Del consejo editorial

Ecos de la Segunda Guerra Mundial

Carlos Taibo

El septuagésimo aniversario del inicio de la Segunda Guerra Mundial ha permitido que aflore con claridad una visión de lo ocurrido en aquel entonces que obedece al propósito de rebajar sensiblemente el papel que la Unión Soviética desempeñó en la derrota final de la Alemania hitleriana. Si así lo queremos, esa visión tiene tres ejes. El primero, y sin duda el más importante, parece considerar que las nulas credenciales democráticas de la URSS estaliniana obligan a ningunear lo que sus acciones supusieron y a hacerlo en provecho de otros agentes, singularmente Estados Unidos, que conforme a esta percepción presentarían registros impolutos.

El segundo se propone cuestionar que, en términos objetivos, el papel de la Unión Soviética fuese relevante en la derrota final de la Alemania hitleriana, en franco olvido, por cierto, del ingente sacrificio que, en vidas humanas y en infraestructuras, acarreó para la URSS el segundo conflicto mundial. Hace unos años, al calor del enésimo aniversario del desembarco de Normandía, ya tuvimos la oportunidad de comprobar cómo se reescribía el derrotero de la segunda gran guerra en provecho, de nuevo, del papel liberador ejercido por Estados Unidos.

El tercer eje bebe, en estos días, de una legítima contestación del inmoral pacto germano-soviético ultimado en 1939. Pena es que quienes se han entregado a ella prefieran olvidar lo que hacían por aquellos años Francia y Reino Unido, lejos de cualquier suerte de solidaridad con la República española, o los propios mandatarios norteamericanos, durante muchos meses amparados en la idea de que el conflicto que se libraba en Europa era cosa de otros.

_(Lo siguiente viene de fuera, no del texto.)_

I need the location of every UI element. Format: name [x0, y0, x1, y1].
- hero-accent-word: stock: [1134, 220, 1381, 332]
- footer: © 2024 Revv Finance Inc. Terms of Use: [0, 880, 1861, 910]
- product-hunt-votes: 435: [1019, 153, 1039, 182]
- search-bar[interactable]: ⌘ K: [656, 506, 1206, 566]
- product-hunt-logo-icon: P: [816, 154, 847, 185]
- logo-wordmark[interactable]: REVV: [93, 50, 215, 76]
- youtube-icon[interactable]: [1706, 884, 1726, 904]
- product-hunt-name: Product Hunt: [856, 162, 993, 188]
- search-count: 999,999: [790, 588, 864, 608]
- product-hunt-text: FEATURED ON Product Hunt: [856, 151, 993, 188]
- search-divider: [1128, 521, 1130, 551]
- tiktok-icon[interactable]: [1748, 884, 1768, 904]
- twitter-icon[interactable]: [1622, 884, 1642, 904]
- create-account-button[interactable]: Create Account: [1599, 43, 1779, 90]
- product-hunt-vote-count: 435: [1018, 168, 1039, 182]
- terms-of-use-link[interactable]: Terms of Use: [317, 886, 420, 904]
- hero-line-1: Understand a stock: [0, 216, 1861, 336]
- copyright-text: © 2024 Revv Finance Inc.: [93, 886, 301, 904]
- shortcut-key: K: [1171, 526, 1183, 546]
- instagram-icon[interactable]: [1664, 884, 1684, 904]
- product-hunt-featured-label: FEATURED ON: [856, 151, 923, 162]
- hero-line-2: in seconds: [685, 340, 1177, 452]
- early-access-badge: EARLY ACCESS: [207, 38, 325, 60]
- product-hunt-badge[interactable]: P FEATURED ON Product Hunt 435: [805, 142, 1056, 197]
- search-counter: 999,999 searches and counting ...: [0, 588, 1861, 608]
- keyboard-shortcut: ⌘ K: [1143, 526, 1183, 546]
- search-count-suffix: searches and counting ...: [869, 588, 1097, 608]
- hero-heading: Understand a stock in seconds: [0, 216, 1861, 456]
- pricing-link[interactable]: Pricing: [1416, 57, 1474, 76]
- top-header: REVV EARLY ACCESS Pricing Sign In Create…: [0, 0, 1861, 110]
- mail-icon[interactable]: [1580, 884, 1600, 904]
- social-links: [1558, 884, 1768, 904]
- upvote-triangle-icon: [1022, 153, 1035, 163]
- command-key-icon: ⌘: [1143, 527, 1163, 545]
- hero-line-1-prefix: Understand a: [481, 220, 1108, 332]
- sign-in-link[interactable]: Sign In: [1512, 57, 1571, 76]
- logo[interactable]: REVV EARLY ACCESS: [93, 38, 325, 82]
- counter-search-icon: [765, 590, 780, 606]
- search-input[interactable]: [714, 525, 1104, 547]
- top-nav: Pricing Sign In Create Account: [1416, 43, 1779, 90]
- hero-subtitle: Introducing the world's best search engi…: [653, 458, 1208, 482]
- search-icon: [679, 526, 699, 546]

Si en un escenario de manipulaciones lacerantes e interesadas –que a menudo abocan en una literal homologación entre el agresor alemán y el agredido soviético– es comprensible la reacción, airada, de los gobernantes rusos, conviene que guardemos las distancias, eso sí, en lo que se refiere a lo que estos últimos alientan dentro de su país. Y es que no deja de ser llamativo que los mismos dirigentes que han aceptado en plenitud las miserias del capitalismo y del mercado propicien en paralelo el renacimiento de un discurso de gran potencia que tiene uno de sus pilares fundamentales en una recuperación acrítica de la era estaliniana. Una recuperación que hunde sus raíces –entendámoslo bien– en un nacionalismo de Estado que prefiere arrinconar los muchos elementos que obligan a repudiar lo que Stalin supuso en la URSS. Y que no le hace ascos, en paralelo, a procedimientos de adoctrinamiento que traban la manifestación de lecturas diferentes de los hechos.

Queda por preguntar, eso sí, a qué obedece el creciente interés que parece suscitar en estas horas, entre nosotros, la Segunda Guerra Mundial. Aunque hay quien dirá que responde a un designio de escapar a las miserias del tiempo presente en busca de noticias y escenarios exóticos –la nieve de Stalingrado, la arena de El Alamein–, no descartemos en modo alguno que las razones sean otras y que por detrás despunte el razonable propósito de tomarse en serio la posibilidad de que un nuevo conflicto de carácter mundial reaparezca en un escenario de zozobra planetaria como este que arrastramos.